Vou à janela, retiro um cigarro do maço e fumo. No prédio de frente,  à coisa de 40 metros um casal se beija próximo à janela do apartamento deles. Eles se bolinam e as mãos dele parecem tão rápidas quanto seus desejos. Não decorre um minuto e a mulher ao tentar fugir das carícias, e o homem ao girar o corpo para alcançá-la dá pela minha presença, mesmo que distante do meu prédio. Sou um indesejável, intruso, portanto ela cerra  a cortina e eu me amaldiçoo por ter deixado as minhas luzes acesas, pois uma boa sacanagem talvez quebrasse o desencanto e a monotonia.

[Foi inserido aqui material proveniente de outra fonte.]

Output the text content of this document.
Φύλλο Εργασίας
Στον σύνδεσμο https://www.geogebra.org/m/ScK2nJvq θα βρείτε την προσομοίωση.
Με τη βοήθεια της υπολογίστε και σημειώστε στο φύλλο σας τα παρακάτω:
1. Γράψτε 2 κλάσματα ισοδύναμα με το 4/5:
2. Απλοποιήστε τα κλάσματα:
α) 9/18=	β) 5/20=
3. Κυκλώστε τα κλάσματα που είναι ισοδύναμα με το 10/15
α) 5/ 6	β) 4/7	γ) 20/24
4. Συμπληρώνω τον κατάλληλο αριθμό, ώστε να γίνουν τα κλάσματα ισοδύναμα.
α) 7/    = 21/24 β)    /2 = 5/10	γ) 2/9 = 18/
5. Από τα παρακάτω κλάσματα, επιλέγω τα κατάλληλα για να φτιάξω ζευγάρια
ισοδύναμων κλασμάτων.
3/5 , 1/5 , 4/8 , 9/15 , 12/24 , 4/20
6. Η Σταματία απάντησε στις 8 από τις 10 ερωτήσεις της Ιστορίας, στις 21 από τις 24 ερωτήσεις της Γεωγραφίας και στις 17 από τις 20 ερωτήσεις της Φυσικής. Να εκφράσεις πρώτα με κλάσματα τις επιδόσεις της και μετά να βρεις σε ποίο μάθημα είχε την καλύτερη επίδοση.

Deus, que ócio! Minha vida era nada mais que tédio. Bem... Eu poderia jogar xadrez, afinal, o Windows Sete tinha um ótimo jogo; Não, não! Vivia sendo surrado pelo maldito programa– Concluí enfadado.
Sem saber o que fazer com a insônia que me aflora os nervos retorno para o computador e revejo a lista dos contatos do MSN e  mais de 90% daqueles 100 nomes são de mulheres.  Mulheres com as quais tivera algum contato pelas andanças virtuais, e diga-se, gente que nem mais me recordava. Felizmente para mim e para elas e a fim de evitar  constrangimentos do tipo – “Oi. conhecemo-nos onde, em que sala, que comunidade?” eu sempre as mantinha bloqueadas.
Antes, todos os nomes eram liberados e paguei muito mico pela decisão. Lembro-me que numa ocasião e que certo que a pessoa da foto com quem eu conversava era a Marta, uma professora de cursinho que conheci numa comunidade literária de Orkut, mantive o seguinte diálogo que, ao fim acabou me constrangendo:

-Oi Marta, tudo bem? Como estão marido e filhos? O menorzinho melhorou da caxumba? - Ela demorava para responder. De repente.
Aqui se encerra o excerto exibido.